2022#03 Readings4 minutes read | 682 words by Ruben Berenguel
Haven’t read much these days, but luckily I have not added much to the list either.
Currently my reading list stands at 99 books (2 read this year) and 10 articles (yay!). The book one is obviously the hardest to trim, because my goal of 50 read this year is tricky: it’s almost a book per week. Although I have already read 2, this week I haven’t finished any (maybe tomorrow, I have two with 50% read).
I have also started using Readwise (this link gives you 60 days to try it instead of 30, and may give me 30 more free to keep trying, if I don’t subscribe before that though, it’s worth it) to keep track (and be reminded of) annotations I take from books. I copy many of my book notes into Obsidian but not all of them, only either the actionable ones or the very enlightening ones. Readwise helps keep all others, and can sync with the plain-simple
My Clippings.txt from a Kindle.
Python Zip Imports: Distribute Modules and Packages Quickly
Although I prefer Scala for anything related to Spark, zip imports in Python can be a convenient way (when they work) to easily deploy additional user code to Spark executors.
Efficiently loading massive D3 datasets using Apache Arrow
Impressive amount of work for an equally impressive demo. I disagree with one comment mid-way in the article: the
pyarrow Python library is pretty decent, probably the work done in the Python script is better done in Pandas, which you can use to interact to Arrow later.
Why I switched my newsletters from Substack and Mailchimp to Buttondown
I have been considering moving from Mailchimp to Buttondown for more than a year. I try to streamline my processes as much as possible, and the preparation of the newsletter in MC takes 50%+ of the time the post+newsletter take.
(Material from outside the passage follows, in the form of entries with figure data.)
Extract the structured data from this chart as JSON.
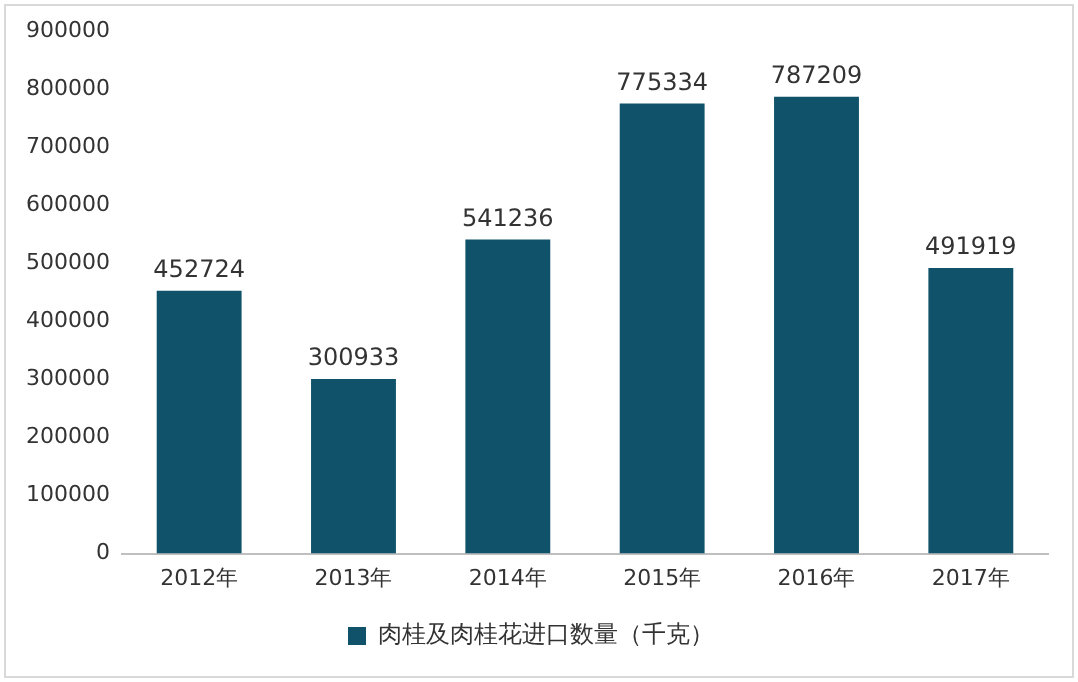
{
  "chart_data": {
    "type": "bar",
    "categories": [
      "2012年",
      "2013年",
      "2014年",
      "2015年",
      "2016年",
      "2017年"
    ],
    "series": [
      {
        "name": "肉桂及肉桂花进口数量（千克）",
        "color": "#0f5269",
        "values": [
          452724,
          300933,
          541236,
          775334,
          787209,
          491919
        ]
      }
    ],
    "ylim": [
      0,
      900000
    ],
    "yticks": [
      0,
      100000,
      200000,
      300000,
      400000,
      500000,
      600000,
      700000,
      800000,
      900000
    ],
    "grid": false,
    "legend": "bottom",
    "data_labels": true
  }
}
Unreasonable.
Ways I Use Testing as a Data Scientist
I was afraid when starting to read this article, but actually gets to mention hypothesis, pandera, Great Expectations and pytest, so it’s not a loss of time at all.
How to think about the ROI of data work
As mentioned in the article, there are several ways to think of data ROI but I think Mikkel makes a solid case for his, since it takes into account all the levels data covers (from deep down data engineering to up close with data driven product changes).
You future self will thank you: Building your personal documentation
One of recommendations in this article is Optimize notes for future searchability. I have been taking notes for many years, and the way I optimize my notes for searching is by writing everything in English (except in very rare occasions). This makes sure there is only one way to find information.
A man on a mission to preserve Barcelona’s decorative floor tiles
There is also a wonderful book (not by the man mentioned in the article) about these traditional Catalan tiles. It is only in Catalan and extremely expensive as second hand. But very recommended.
Scaling Kafka at Honeycomb
Instead of using a managed service, we’ve chosen to build expertise in-house, treating outages as unscheduled learning opportunities rather than reasons to fear Kafka.
This is a fascinating overview of the journey the Honeycomb team has travelled with Kafka. Includes several interesting technical hurdles and cost-reduction experiments.